14/11/2020
Aling Lucing Sisig started in the 1970s when Lucia Cunanan and her family put up a gariton (food cart) along the railroad crossing where Filipino workers and American servicemen in Clark used to flock for lunch.
Aling Lucing and daughter Zeny would go there to assemble foldable chairs and tables for their customers while maintaining their eatery in the palengki (wet market) in Angeles.
The locals called her Dang Lucing but many of the Clark employees were Tagalog speakers so she became popularly known as Aling Lucing.
One day, Aling Lucing accidentally burned a pig's head on the grill. Filipino culture considers it a sin to waste food so she chopped it up into small pieces and mixed it with calamansi and onions.

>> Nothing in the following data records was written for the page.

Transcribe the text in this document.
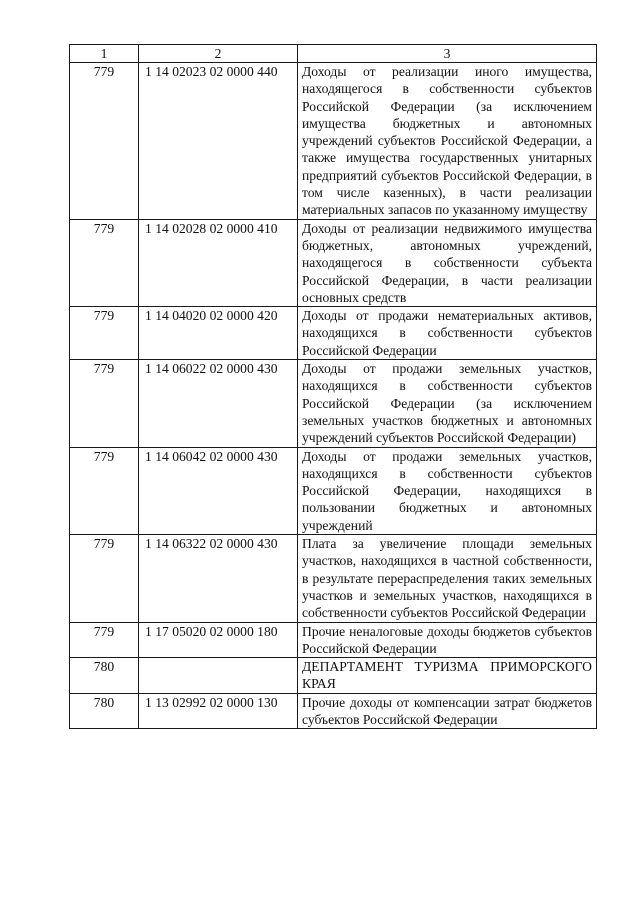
1	2	3
779	1 14 02023 02 0000 440	Доходы от реализации иного имущества, находящегося в собственности субъектов Российской Федерации (за исключением имущества бюджетных и автономных учреждений субъектов Российской Федерации, а также имущества государственных унитарных предприятий субъектов Российской Федерации, в том числе казенных), в части реализации материальных запасов по указанному имуществу
779	1 14 02028 02 0000 410	Доходы от реализации недвижимого имущества бюджетных, автономных учреждений, находящегося в собственности субъекта Российской Федерации, в части реализации основных средств
779	1 14 04020 02 0000 420	Доходы от продажи нематериальных активов, находящихся в собственности субъектов Российской Федерации
779	1 14 06022 02 0000 430	Доходы от продажи земельных участков, находящихся в собственности субъектов Российской Федерации (за исключением земельных участков бюджетных и автономных учреждений субъектов Российской Федерации)
779	1 14 06042 02 0000 430	Доходы от продажи земельных участков, находящихся в собственности субъектов Российской Федерации, находящихся в пользовании бюджетных и автономных учреждений
779	1 14 06322 02 0000 430	Плата за увеличение площади земельных участков, находящихся в частной собственности, в результате перераспределения таких земельных участков и земельных участков, находящихся в собственности субъектов Российской Федерации
779	1 17 05020 02 0000 180	Прочие неналоговые доходы бюджетов субъектов Российской Федерации
780		ДЕПАРТАМЕНТ ТУРИЗМА ПРИМОРСКОГО КРАЯ
780	1 13 02992 02 0000 130	Прочие доходы от компенсации затрат бюджетов субъектов Российской Федерации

Aling Lucing tried her new dish and realized it was good. She said, “Magumpisa ngeni, ing awus ku keka, sisig!" "From now on, I will call you sisig!"
She started serving it to customers, not expecting that they would love it; with no idea that she has just made a culinary revolution and later on would become the Sisig Queen.

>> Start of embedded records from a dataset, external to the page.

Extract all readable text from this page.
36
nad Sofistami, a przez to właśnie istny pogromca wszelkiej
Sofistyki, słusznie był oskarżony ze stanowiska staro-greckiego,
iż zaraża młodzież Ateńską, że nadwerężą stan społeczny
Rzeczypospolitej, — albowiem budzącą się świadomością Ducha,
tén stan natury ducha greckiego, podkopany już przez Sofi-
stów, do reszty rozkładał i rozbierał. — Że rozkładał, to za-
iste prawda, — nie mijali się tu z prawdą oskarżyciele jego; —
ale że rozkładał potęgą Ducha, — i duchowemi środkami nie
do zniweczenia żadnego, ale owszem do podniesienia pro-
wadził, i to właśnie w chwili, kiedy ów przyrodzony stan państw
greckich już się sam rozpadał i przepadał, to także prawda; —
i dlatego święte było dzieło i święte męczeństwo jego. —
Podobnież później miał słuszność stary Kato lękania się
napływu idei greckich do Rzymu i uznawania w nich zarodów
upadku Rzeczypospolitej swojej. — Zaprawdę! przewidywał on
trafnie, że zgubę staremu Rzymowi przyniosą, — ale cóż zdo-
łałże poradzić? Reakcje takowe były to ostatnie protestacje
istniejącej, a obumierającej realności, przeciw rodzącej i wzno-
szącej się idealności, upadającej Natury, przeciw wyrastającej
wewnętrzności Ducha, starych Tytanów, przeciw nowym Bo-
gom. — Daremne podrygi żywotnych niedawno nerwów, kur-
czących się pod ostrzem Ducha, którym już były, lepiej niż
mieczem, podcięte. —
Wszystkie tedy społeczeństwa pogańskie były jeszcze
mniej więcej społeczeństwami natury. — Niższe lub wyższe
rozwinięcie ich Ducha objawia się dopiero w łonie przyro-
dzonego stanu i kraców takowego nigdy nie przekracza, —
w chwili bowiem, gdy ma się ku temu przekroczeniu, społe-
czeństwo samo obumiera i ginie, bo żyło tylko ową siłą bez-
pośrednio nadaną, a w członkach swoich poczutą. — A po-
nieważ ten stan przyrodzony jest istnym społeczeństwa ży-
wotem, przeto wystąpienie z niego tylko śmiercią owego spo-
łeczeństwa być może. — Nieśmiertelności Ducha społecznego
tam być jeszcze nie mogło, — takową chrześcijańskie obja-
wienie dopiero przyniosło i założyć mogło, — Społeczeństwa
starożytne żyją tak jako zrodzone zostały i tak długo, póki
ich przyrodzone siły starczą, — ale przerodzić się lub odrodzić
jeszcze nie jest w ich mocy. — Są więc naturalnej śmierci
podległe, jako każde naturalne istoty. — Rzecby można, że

Aling Lucing Sisig has since then been featured in countless local newspapers, magazines, and TV shows making it more popular across the nation.
The sisig dish was also introduced to other countries courtesy of Filipino diaspora around the world. It is often championed abroad by local and foreign chefs alike, bringing Filipino cuisine to the forefront of the global dining scene. Celebrity chef Anthony Bourdain described it as a “sweet symphony of pig parts" in his TV show Parts Unknown.